Eu traço muitos paralelos com essas três cidades. Todas elas são muito cosmopolitas e diversas. Eu também gosto da energia dessas cidades, onde tudo é possível. Muitos conceitos novos nascem e tomam forma nelas e os chefs não têm medo de experimentar. Sempre há algo novo para ver / experimentar quando você está em Nova York, Londres ou Hong Kong. E de um ponto de vista muito egoísta (risos), adoro o fato de que a disponibilidade do produto não é um problema em nenhuma delas! 

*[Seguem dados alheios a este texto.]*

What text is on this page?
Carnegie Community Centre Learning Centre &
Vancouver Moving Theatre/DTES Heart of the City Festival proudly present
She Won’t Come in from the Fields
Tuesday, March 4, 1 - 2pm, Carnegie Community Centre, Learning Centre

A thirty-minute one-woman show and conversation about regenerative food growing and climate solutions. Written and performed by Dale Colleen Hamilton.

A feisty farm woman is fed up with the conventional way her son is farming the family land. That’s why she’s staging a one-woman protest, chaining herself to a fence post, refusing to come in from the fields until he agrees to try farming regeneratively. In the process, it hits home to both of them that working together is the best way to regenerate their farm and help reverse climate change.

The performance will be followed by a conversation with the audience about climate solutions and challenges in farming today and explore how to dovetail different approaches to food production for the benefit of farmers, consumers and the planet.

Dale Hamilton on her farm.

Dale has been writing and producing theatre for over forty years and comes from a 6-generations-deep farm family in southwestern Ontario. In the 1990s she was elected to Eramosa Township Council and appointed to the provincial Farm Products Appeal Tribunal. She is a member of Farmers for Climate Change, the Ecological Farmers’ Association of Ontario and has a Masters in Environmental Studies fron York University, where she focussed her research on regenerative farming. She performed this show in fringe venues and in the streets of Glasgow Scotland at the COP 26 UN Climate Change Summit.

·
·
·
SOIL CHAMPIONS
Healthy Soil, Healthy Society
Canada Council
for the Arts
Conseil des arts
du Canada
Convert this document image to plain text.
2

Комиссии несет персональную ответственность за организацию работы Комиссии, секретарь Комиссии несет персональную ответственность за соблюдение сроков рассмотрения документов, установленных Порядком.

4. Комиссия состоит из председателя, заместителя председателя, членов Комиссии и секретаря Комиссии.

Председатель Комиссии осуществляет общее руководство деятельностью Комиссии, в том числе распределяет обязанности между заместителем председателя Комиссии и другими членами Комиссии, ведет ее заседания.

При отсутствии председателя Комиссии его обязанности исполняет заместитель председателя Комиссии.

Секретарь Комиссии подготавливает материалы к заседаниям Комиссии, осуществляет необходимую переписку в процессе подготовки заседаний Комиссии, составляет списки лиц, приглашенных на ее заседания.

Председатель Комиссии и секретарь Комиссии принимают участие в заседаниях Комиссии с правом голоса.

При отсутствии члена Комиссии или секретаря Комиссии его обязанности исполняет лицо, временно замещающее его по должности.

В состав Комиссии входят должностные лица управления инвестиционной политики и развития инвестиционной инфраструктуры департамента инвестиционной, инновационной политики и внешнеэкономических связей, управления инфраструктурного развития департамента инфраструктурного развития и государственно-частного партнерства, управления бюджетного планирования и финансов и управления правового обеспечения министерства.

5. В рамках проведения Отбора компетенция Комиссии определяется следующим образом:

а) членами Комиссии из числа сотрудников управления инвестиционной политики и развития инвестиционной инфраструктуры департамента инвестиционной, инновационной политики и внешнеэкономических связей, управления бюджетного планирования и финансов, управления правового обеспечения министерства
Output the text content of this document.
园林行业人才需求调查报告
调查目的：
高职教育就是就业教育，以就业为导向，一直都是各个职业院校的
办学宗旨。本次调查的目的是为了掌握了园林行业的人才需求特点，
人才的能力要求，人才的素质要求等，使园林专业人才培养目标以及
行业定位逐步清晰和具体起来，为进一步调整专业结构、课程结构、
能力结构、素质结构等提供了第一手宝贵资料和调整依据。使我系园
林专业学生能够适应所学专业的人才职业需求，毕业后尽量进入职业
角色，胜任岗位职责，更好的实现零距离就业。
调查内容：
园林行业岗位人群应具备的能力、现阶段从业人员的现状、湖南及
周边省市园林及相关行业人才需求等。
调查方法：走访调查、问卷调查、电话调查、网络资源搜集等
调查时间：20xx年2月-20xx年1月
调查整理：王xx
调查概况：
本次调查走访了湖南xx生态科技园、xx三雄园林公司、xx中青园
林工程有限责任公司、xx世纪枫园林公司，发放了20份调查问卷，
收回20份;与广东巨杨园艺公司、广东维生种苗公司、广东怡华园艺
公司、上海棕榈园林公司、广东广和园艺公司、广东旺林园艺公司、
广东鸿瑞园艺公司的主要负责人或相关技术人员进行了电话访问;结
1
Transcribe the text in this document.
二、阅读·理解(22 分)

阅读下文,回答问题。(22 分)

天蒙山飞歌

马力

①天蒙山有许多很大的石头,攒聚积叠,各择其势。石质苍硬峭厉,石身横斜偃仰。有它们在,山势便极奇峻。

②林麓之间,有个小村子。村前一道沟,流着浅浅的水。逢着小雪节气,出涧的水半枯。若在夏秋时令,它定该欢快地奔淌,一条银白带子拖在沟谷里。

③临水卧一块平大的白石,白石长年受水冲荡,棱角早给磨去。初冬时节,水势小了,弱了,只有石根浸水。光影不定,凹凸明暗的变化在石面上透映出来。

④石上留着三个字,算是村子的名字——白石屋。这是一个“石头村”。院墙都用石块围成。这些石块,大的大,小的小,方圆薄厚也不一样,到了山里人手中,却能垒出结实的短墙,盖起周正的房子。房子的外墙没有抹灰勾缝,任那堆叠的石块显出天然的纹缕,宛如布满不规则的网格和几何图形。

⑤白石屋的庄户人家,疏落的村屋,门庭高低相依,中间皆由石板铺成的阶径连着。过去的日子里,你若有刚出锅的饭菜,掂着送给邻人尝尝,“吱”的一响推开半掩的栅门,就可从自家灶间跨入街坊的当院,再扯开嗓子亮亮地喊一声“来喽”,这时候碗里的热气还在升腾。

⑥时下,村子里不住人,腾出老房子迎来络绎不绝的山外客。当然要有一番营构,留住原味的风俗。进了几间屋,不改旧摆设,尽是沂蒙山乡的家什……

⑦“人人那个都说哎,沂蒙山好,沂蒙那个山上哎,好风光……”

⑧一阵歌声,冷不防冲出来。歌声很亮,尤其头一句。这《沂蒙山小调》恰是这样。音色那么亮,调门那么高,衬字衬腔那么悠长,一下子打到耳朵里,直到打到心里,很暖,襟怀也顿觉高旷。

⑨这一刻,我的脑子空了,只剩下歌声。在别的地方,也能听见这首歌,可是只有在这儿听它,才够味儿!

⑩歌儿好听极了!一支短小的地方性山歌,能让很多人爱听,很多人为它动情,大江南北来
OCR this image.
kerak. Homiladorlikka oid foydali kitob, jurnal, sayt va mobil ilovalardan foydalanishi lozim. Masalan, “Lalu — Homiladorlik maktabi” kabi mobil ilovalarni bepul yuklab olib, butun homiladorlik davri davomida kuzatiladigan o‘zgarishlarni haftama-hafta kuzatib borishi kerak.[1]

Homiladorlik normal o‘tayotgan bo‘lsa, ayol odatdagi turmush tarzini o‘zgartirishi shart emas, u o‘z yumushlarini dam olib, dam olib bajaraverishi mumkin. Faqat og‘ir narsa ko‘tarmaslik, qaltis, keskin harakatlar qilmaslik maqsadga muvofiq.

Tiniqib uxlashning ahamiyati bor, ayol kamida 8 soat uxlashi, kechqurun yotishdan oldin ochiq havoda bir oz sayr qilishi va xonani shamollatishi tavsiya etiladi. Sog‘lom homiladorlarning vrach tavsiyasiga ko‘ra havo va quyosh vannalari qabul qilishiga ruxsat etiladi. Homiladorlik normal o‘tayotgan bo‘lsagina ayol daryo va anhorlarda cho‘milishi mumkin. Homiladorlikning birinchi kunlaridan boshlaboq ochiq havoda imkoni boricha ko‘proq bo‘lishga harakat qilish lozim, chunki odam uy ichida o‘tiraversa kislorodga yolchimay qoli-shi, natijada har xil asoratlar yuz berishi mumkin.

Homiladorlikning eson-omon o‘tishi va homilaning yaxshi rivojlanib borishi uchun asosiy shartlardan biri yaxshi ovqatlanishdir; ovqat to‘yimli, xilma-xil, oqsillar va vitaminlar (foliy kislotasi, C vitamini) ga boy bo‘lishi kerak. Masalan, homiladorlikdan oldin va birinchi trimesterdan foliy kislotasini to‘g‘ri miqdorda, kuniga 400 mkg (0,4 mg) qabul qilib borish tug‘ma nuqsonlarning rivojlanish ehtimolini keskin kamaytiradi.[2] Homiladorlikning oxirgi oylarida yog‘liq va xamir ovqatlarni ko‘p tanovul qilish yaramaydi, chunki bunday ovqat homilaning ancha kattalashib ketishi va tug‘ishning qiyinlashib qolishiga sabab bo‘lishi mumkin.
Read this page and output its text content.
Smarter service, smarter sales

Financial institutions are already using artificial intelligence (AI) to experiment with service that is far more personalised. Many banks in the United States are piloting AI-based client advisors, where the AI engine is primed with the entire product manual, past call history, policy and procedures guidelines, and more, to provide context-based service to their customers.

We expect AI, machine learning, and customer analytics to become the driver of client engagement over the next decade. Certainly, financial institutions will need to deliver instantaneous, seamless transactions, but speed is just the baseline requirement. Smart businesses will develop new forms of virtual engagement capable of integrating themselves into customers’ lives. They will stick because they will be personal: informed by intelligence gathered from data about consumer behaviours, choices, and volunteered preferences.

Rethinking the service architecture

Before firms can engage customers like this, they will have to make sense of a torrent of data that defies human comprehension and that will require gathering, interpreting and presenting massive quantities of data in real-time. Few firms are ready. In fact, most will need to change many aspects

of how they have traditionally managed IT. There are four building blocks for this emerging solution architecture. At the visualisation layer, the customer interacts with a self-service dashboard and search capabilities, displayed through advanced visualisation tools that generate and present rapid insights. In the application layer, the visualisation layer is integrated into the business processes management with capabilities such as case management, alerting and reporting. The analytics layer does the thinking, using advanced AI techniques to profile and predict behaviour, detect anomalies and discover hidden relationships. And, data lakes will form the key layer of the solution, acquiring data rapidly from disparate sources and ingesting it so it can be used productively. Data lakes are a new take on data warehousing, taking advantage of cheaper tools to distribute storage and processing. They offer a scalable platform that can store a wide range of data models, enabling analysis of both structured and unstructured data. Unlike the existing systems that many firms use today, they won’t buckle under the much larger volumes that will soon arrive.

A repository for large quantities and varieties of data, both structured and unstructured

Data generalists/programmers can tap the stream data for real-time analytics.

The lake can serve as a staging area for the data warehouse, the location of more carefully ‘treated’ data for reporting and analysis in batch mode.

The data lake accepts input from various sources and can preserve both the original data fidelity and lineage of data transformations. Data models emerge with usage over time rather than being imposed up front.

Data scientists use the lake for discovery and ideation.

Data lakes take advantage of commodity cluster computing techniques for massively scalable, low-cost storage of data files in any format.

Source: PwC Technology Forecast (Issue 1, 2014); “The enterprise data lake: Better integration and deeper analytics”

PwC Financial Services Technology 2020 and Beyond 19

Você diz que comida é uma experiência no coração. Qual é a ligação entre comida e bem-estar mental?

Chefs felizes criam refeições felizes. É importante criar um bom ambiente de trabalho na cozinha. Cozinhar pode ser um trabalho muito estressante. Mas também é uma profissão muito gratificante. É importante lembrar às pessoas que escolheram essa carreira que fizeram a escolha certa, criando uma atmosfera alegre e viva.

Infelizmente, as cozinhas estão cheias de histórias em que a pressão tira o melhor de chefs e cozinheiros. Os líderes precisam enfrentar esse problema e trazer mudanças, nutrindo talentos, ambições e garantindo algum nível de equilíbrio entre vida profissional e pessoal.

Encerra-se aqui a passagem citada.